Thursday, May 2, 2013

Ben Franklin's "Rottiness of Heart"

"...by 1754 the antiexcise pamphleteers in Boston were painting images of the opponents as 'Little pestilent Creature[s],' 'dirty miscreants,' and unspeakably horrible creatures ready to 'cram [their]... merciless and insatiable Maw[s] with our very Blood, and bones, and Vitals,' while making sexual advances on wives and daughters." (125)
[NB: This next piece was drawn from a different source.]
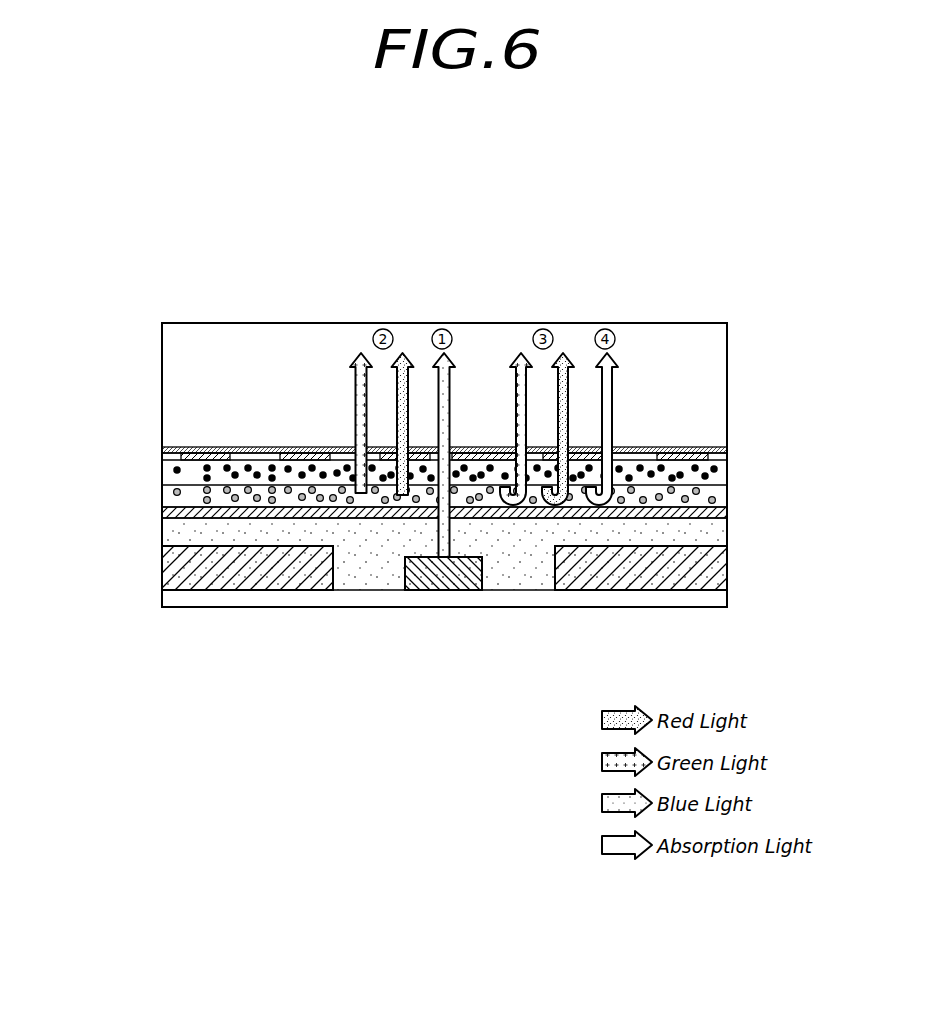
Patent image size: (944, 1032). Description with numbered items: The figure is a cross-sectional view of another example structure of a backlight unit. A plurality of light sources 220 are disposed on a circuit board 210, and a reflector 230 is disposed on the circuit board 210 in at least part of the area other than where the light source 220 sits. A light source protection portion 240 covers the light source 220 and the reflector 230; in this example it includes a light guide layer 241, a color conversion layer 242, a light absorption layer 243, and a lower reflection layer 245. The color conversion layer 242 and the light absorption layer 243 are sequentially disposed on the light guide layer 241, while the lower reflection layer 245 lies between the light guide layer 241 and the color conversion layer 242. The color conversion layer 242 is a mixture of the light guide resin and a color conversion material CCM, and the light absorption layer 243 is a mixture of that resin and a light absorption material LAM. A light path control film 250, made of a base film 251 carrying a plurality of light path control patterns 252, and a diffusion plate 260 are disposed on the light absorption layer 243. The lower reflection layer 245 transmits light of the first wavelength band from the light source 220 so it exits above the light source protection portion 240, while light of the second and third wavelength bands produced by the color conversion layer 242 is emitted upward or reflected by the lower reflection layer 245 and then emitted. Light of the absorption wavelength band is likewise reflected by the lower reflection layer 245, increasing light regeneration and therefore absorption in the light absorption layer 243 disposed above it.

"When the imperious Anglican clergyman William Smith attacked Benjamin Franklin, the artisans' hero, his opponents wrote that 'the Vomiting of this infamous Hireling... betoken[s] that Redundancy of Rancour, and Rottiness of Heart which render him the most despicable of his Species." (125)
--both quotes from Gary B. Nash, The Urban Crucible: The Northern Seaports and the Origins of the American Revolution
Benjamin Franklin
From: Wikimedia Commons, Metropolitan Museum of Art


Nash describes the increasingly virulent, shrill political discourse that appeared in pamphlets and newspapers of the northern colonies in the 1750s. Regular newspapers had only existed for around half a century at this point. In the early 1700s, those who attacked political opponents in newspapers were more polite, using words like "intolerable," "unreasonable," and "strange." (Nash, 125) The shift in tone by political writers of the 1750s coincided with a shift in how explicit political factions and interests were viewed. Previously, the existence of groups unified by and advocating for a specific political interest was seen as destructive of the common good; a healthy state required more unity. However, in the mid-1700s a view that competing political factions could produce a healthy power balance in the state and that it was morally acceptable to act politically for one's self-interest had gained momentum. Once it became acceptable to identify oneself with a political interest group and oppose other such groups, a steady escalation in the intensity of public criticism occurred. The criticism was all the more severe as writers pitched their most convincing arguments to a slowly growing population of voters caused by widening suffrage laws. Given these circumstances, we should not be surprised to learn of Benjamin Franklin's "Rottiness of Heart."